I have a Traynor YGM-3 reissue. When I turn the reverb on/up I hear a sound that is something like the sound of a helicopter's rotors.

Would this be a tube issue? Something else?


----------



## BlueRocker (Jan 5, 2020)

colchar said:


> I have a Traynor YGM-3 reissue. When I turn the reverb on/up I hear a sound that is something like the sound of a helicopter's rotors.
> 
> Would this be a tube issue? Something else?


Try putting on a footswitch to turn off the tremolo. I'll check mine later.


----------



## colchar (May 22, 2010)

I have one of the Apex two button jobs sitting around downstairs somewhere. I'll try that later tonight.


----------



## 5732 (Jul 30, 2009)

Ive experienced the same issues. As said, get a footswitch. The one that works best for me with that Amp is here:








Apex Electronics - Reverb/Tremolo Footswitch for Vintage Amps


Apex Electronics - Reverb/Tremolo Footswitch for Vintage Amps




www.long-mcquade.com


----------



## KapnKrunch (Jul 13, 2016)

I had a similar experience. I called it "motorboating." 

I pulled the tube that has the metal sleeve. When I inserted it back in its socket the amp worked perfectly ever since.


----------



## Latole (Aug 11, 2020)

Update


----------



## colchar (May 22, 2010)

Latole said:


> If you amp are built like this YGM-3 reissue, very bad wiring, you may have some issue.
> Too long wires or bad wires dress may act like antenna to make many kind of noise
> 
> 
> View attachment 380819



I'm not sure what your issue is, but you seem to have some sort of hard-on for these amps. 

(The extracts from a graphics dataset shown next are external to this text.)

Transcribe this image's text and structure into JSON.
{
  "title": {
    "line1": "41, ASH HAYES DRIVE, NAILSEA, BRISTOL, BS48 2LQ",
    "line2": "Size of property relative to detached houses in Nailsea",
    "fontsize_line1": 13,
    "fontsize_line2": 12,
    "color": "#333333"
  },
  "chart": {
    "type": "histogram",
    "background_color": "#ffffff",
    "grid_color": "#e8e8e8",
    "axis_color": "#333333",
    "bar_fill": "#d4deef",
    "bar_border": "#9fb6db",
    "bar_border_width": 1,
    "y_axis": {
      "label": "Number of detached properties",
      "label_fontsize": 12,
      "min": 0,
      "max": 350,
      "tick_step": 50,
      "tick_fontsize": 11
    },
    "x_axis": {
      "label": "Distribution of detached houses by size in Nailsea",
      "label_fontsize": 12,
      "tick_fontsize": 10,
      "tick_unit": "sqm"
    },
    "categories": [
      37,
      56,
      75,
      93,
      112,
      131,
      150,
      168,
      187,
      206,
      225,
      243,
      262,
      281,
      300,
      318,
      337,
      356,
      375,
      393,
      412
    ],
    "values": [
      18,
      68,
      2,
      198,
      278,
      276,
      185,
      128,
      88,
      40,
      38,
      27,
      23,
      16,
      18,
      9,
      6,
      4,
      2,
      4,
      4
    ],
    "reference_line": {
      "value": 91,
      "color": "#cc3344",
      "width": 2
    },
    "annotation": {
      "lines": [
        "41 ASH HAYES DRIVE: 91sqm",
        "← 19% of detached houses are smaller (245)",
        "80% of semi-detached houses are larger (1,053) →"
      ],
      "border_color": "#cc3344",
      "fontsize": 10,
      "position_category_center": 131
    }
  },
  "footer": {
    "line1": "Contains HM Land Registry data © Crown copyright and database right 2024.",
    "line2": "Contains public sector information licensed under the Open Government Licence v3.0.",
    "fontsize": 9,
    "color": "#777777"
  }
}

As has been pointed out to you in the other thread, the image above is of a single amp that was modded by the owner. A single amp is not representative of an entire production run, and an amp modded by its owner cannot be taken as representative of anything because we have no way of knowing how much of that wiring is from the factory or how much of it he did.


----------



## Latole (Aug 11, 2020)

colchar said:


> I'm not sure what your issue is, but you seem to have some sort of hard-on for these amps.
> 
> As has been pointed out to you in the other thread, the image above is of a single amp that was modded by the owner. A single amp is not representative of an entire production run, and an amp modded by its owner cannot be taken as representative of anything because we have no way of knowing how much of that wiring is from the factory or how much of it he did.



If photo of YGM-3 is not an original Traynor made , I'll erase it.


----------



## tomee2 (Feb 27, 2017)

The photo is certainly not Colchar's amp.

Neat wiring does not guarantee a finished amp won't squeal, whine, groan, pop, fizzle or pick up WABC from NY.
And if not done right, nice neat parallel run wiring could cause any of those things.


----------



## colchar (May 22, 2010)

Latole said:


> If photo of YGM-3 is not an original Traynor made , I'll erase it.



The photo is of a modded amp. I know the guy who did it (well know in the sense that we used to be members of another forum together). We have no way of knowing what wiring Traynor was responsible for and which he was responsible for, so that photo cannot be taken as evidence of anything except that one amp.


----------